Some players, like Twitter user @123Hurts, have started adding their favorite songs from the list of calm, mood setting pieces available to structures all over the world. In the case of the safehouse pictured above, players approaching to find a safe haven out in the open field that it occupies will be graced with some soothing tunes as they arrive. Other examples seen online include players leaving lockers outside of hot springs so they can have some music to relax in the bath with.
However, not every interaction among the community is confined within the game.
A Cavalcade of Fan Art
Fans had already been creating their own art based on Death Stranding from way back in 2016 when the first trailer launched at E3. A lot of the most dedicated fans seem to have latched onto the more emotional aspects of the story, such as Cliff's arc or the re-connection of twins Lockne and Mama. However, there is also plenty of representation for Sam and his BB, Lou on the hashtag #deathstranding.

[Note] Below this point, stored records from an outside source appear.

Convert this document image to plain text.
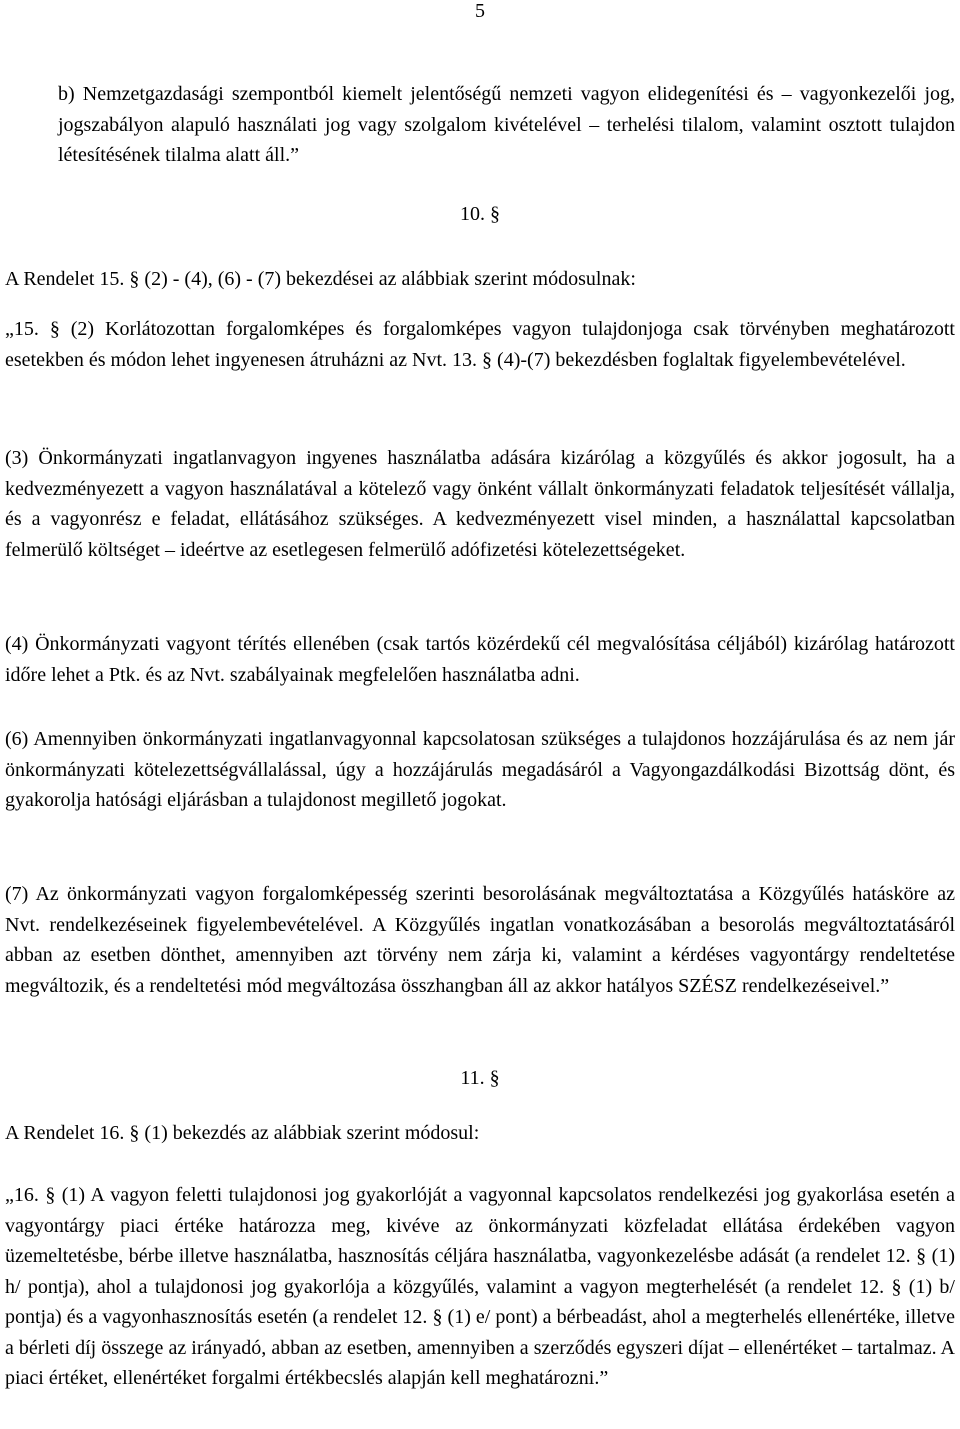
5
b) Nemzetgazdasági szempontból kiemelt jelentőségű nemzeti vagyon elidegenítési és – vagyonkezelői jog, jogszabályon alapuló használati jog vagy szolgalom kivételével – terhelési tilalom, valamint osztott tulajdon létesítésének tilalma alatt áll.”
10. §
A Rendelet 15. § (2) - (4), (6) - (7) bekezdései az alábbiak szerint módosulnak:
„15. § (2) Korlátozottan forgalomképes és forgalomképes vagyon tulajdonjoga csak törvényben meghatározott esetekben és módon lehet ingyenesen átruházni az Nvt. 13. § (4)-(7) bekezdésben foglaltak figyelembevételével.
(3) Önkormányzati ingatlanvagyon ingyenes használatba adására kizárólag a közgyűlés és akkor jogosult, ha a kedvezményezett a vagyon használatával a kötelező vagy önként vállalt önkormányzati feladatok teljesítését vállalja, és a vagyonrész e feladat, ellátásához szükséges. A kedvezményezett visel minden, a használattal kapcsolatban felmerülő költséget – ideértve az esetlegesen felmerülő adófizetési kötelezettségeket.
(4) Önkormányzati vagyont térítés ellenében (csak tartós közérdekű cél megvalósítása céljából) kizárólag határozott időre lehet a Ptk. és az Nvt. szabályainak megfelelően használatba adni.
(6) Amennyiben önkormányzati ingatlanvagyonnal kapcsolatosan szükséges a tulajdonos hozzájárulása és az nem jár önkormányzati kötelezettségvállalással, úgy a hozzájárulás megadásáról a Vagyongazdálkodási Bizottság dönt, és gyakorolja hatósági eljárásban a tulajdonost megillető jogokat.
(7) Az önkormányzati vagyon forgalomképesség szerinti besorolásának megváltoztatása a Közgyűlés hatásköre az Nvt. rendelkezéseinek figyelembevételével. A Közgyűlés ingatlan vonatkozásában a besorolás megváltoztatásáról abban az esetben dönthet, amennyiben azt törvény nem zárja ki, valamint a kérdéses vagyontárgy rendeltetése megváltozik, és a rendeltetési mód megváltozása összhangban áll az akkor hatályos SZÉSZ rendelkezéseivel.”
11. §
A Rendelet 16. § (1) bekezdés az alábbiak szerint módosul:
„16. § (1) A vagyon feletti tulajdonosi jog gyakorlóját a vagyonnal kapcsolatos rendelkezési jog gyakorlása esetén a vagyontárgy piaci értéke határozza meg, kivéve az önkormányzati közfeladat ellátása érdekében vagyon üzemeltetésbe, bérbe illetve használatba, hasznosítás céljára használatba, vagyonkezelésbe adását (a rendelet 12. § (1) h/ pontja), ahol a tulajdonosi jog gyakorlója a közgyűlés, valamint a vagyon megterhelését (a rendelet 12. § (1) b/ pontja) és a vagyonhasznosítás esetén (a rendelet 12. § (1) e/ pont) a bérbeadást, ahol a megterhelés ellenértéke, illetve a bérleti díj összege az irányadó, abban az esetben, amennyiben a szerződés egyszeri díjat – ellenértéket – tartalmaz. A piaci értéket, ellenértéket forgalmi értékbecslés alapján kell meghatározni.”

But wait, there's more, including crossovers:
With so many fans scrawling out new pieces of their favorite characters, there's almost too much to keep track off, which is the best problem for fan art lovers to have. However, there is still another step to connect the fans' love of the game into real life, and as always, there's an app for that.
Bonus: Instagram Filters
Created by Twitter user @egorinogore, this filter gives fans an odradek along with a Higgs style makeup treatment, complete with running mascara in the Timefall. Seeing the filter in action is breathtaking, made all the more clear by how much @egorinogore looks like Higgs once he applies the effects. This particular fan creation has actually gotten enough attention to earn itself a shout-out from Tommie Earl Jenkins, the actor who plays Die-Hardman.
Considering that Death Stranding only released a little over two weeks ago, it should be a surprise that there is such a strong community backing up the title. However, with all of the mystery surrounding the game since 2016, along with the anticipation for Kojima's first foray into game development outside of Konami, it makes sense that it gained such a follow on release. All of this makes for an exceptionally deep experience when connecting the community with such unique gameplay.
Death Stranding is available now on PS4, with a PC release expected in Summer 2020.